Now, the last third of the movie was slightly less impressive to me, the anguish and sadness, the horror over the world without Okabe had felt slightly weak. It’s probably a byproduct of having less time to work with, but also that the masterful Miyano as Okabe, that had carried the show on his shoulders wasn’t here. I think it could’ve used a few more moments, a montage, of Okabe dying. Sure it would’ve been overt and somewhat ham-fisted, but it’d have also worked. Moreover, we’ve watched this film to see Kurisu and Okabe together, so it’s understandable that the part where they are apart feels weaker.

Finally, I was also not entirely satisfied with the way things concluded. Now, I’m fine with Houhoin Kyouma being introduced by Kurisu to Okabe, that sort of time-travel shenanigan often occurs in time-travel movies, it’s true, but my problem is that it shouldn’t have worked. Anything happening before 2010 happened before Okabe shifted timelines, and thus is shared amongst the Okarins of all the timelines, and isn’t unique to the Steins;Gate timeline alone. Whatever Kurisu should have done should’ve happened between the 2010 return to Steins;Gate and 2011, where the memories will belong only to the Steins;Gate timeline. I thought she’ll have sex with him, honestly. Or just flat out admit she loves him.

I give this movie a 7.7/10 reunited mad scientists. I enjoyed it, I liked the characters, I liked the determination and their travails, and I liked how it made me remember, how it gave me deja-vus of the series, even if the emotional impact was lessened – well, it’s a movie, and definitely worthwhile!

4 comments on “Steins;Gate Movie: Fuka Ryouiki no Déjà vu – Retracing Our Steps

  1. Link0306 says:

    Not quite. The Steins;Gate world line didn’t come into existence in 2010. Every single world line goes from the beginning of time to the end, so it is possible for Okabe to have those unique memories.

    • Guy says:

      Hm. But by that logic, from the moment of the kiss, countless time-lines branch, why would he find himself in this one? And not in another timeline that went from the kiss to saving Kurisu?

      There’s also a moment in the series where Okabe discusses his first kiss, so he had those memories in the beta-timeline as well.

      Finally, when you change the past, the present is immediately changed as if the changed past had always been changed, whereas Okabe takes time to recollect himself after. some might say he’s “out of time”, but there’s not really support for it.

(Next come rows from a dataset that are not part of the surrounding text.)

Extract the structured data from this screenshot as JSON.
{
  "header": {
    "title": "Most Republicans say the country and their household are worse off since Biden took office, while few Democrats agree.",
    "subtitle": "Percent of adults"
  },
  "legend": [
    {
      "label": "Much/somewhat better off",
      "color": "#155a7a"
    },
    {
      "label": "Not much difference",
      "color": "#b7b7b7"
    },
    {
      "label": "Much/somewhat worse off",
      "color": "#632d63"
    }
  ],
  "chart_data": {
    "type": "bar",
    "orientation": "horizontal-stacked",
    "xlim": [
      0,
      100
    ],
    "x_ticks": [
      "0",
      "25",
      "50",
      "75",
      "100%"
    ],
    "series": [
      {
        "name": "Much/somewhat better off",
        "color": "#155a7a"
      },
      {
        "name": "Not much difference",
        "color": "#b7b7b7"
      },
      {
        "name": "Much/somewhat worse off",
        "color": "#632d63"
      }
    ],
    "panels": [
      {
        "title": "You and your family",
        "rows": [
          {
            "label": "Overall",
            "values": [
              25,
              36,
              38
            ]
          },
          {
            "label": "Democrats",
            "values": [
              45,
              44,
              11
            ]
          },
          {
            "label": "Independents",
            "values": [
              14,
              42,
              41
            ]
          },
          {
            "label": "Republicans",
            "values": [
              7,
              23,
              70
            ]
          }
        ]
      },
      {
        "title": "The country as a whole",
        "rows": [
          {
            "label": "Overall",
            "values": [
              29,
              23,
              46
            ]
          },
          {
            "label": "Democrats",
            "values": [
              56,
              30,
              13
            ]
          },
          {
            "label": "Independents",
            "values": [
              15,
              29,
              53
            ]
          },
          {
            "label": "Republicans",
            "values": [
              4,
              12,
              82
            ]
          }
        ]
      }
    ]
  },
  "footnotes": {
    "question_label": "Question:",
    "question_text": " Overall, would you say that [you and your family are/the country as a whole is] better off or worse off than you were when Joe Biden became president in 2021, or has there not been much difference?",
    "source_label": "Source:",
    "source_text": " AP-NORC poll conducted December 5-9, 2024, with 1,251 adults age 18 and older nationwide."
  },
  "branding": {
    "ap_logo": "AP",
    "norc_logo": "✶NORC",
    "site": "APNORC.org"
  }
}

      And of course, thinking too hard about these time-paradoxes is rarely beneficial.

  2. Artemis says:

    I’ve been gradually coming to the conclusion that I don’t tend to like sequel flms. They just don’t tend to do anything for me, and regardless of how much I did genuinely enjoy the Steins;Gate series and its characters, the film never once managed to really excite me. And given that, as you say, this film doesn’t explore any new ground as such and that the main pleasure viewers get from it is probably simply getting to spend more time with the cast (in particular the Okabe/Kurisu relationship), there wasn’t at all much there for me to sink my teeth into. Which isn’t the fault of the movie per se, because I imagine it did exactly what it set out to do for other viewers, and did so in a reasonably competent way. On a purely subjective basis however, I thought the movie was about average.

    • Guy says:

      Honestly, I’ve realized I don’t judge or even look for the same thing in such films or in OVAs as the series. If a sequel film/OVA actually has an integral bit of the story, I can be annoyed it wasn’t part of the original show, such as with Gargantia.

      I come to them expecting either “fun” (Magical Girl Kanon 100% is a perfect example of that) or to be “Fan-service” like this movie had been – just more time with the characters.